Planning nodegroups for Gitlab with EKS cluster - amazon-web-services

I am in the process of building an infrastructure for my gitlab instance using AWS EKS. I have already created an EKS cluster, added a managed node group and installed the gitlab-runner in the cluster. In this node group I can now run my pipelines as usual. In my gitlab instance, I have several projects that each have an MR pipeline. In addition, I run another pipeline overnight in each project. These pipelines that run overnight sometimes require certain HW resources such as an FPGA board or an SDR. I want to clarify that I don't want to build and deploy apps in my cluster. The cluster should be used exclusively to run the pipelines.
Currently I am trying to create the right setup for the node groups and would like to draw on community experience in this regard.
What do I want to achieve?
I want to be able to determine the HW for the individual jobs, such as building the code. It should be possible to speed up the process with more nodes or a stronger instance type.
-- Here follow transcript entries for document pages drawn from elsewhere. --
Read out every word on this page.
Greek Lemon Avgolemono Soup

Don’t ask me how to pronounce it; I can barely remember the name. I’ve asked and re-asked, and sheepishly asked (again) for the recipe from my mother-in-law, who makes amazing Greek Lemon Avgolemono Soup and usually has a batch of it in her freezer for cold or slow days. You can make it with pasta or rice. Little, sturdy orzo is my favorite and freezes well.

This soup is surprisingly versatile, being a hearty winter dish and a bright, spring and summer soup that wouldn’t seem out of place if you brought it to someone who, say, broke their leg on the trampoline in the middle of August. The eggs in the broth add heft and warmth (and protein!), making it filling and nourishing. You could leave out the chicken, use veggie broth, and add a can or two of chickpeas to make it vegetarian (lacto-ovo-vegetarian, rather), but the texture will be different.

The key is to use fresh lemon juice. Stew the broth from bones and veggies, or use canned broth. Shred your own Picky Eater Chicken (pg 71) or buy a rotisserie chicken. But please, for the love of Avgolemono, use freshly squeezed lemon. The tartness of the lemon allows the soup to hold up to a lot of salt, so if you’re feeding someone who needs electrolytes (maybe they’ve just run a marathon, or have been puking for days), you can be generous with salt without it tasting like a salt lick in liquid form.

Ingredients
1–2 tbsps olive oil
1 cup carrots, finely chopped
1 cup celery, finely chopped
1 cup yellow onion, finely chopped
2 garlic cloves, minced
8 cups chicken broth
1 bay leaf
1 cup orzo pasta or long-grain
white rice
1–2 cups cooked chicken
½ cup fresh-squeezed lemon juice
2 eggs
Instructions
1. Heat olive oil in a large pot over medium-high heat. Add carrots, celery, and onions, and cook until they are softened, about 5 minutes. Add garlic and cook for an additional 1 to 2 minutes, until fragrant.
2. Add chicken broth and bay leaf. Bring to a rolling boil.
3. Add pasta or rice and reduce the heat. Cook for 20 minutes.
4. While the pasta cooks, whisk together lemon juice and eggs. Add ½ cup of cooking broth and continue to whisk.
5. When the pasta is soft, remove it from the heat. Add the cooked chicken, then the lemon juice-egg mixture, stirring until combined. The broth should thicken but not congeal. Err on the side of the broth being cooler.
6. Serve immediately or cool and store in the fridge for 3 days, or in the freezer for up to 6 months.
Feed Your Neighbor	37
I also want to have a node group for external resources with special HW (FPGA boards, SDRs) to use in my tests.
Questions:
What node groups and settings are suitable in your experience?
How to run jobs in single node groups via gitlab? Is this possible with tags? How do I address the individual groups in gitlab?
What is the best way to manage external HW resources, like the ones in my local lab?
I would be very happy if you share your experiences with me! Every help is appreciated! Thanks a lot!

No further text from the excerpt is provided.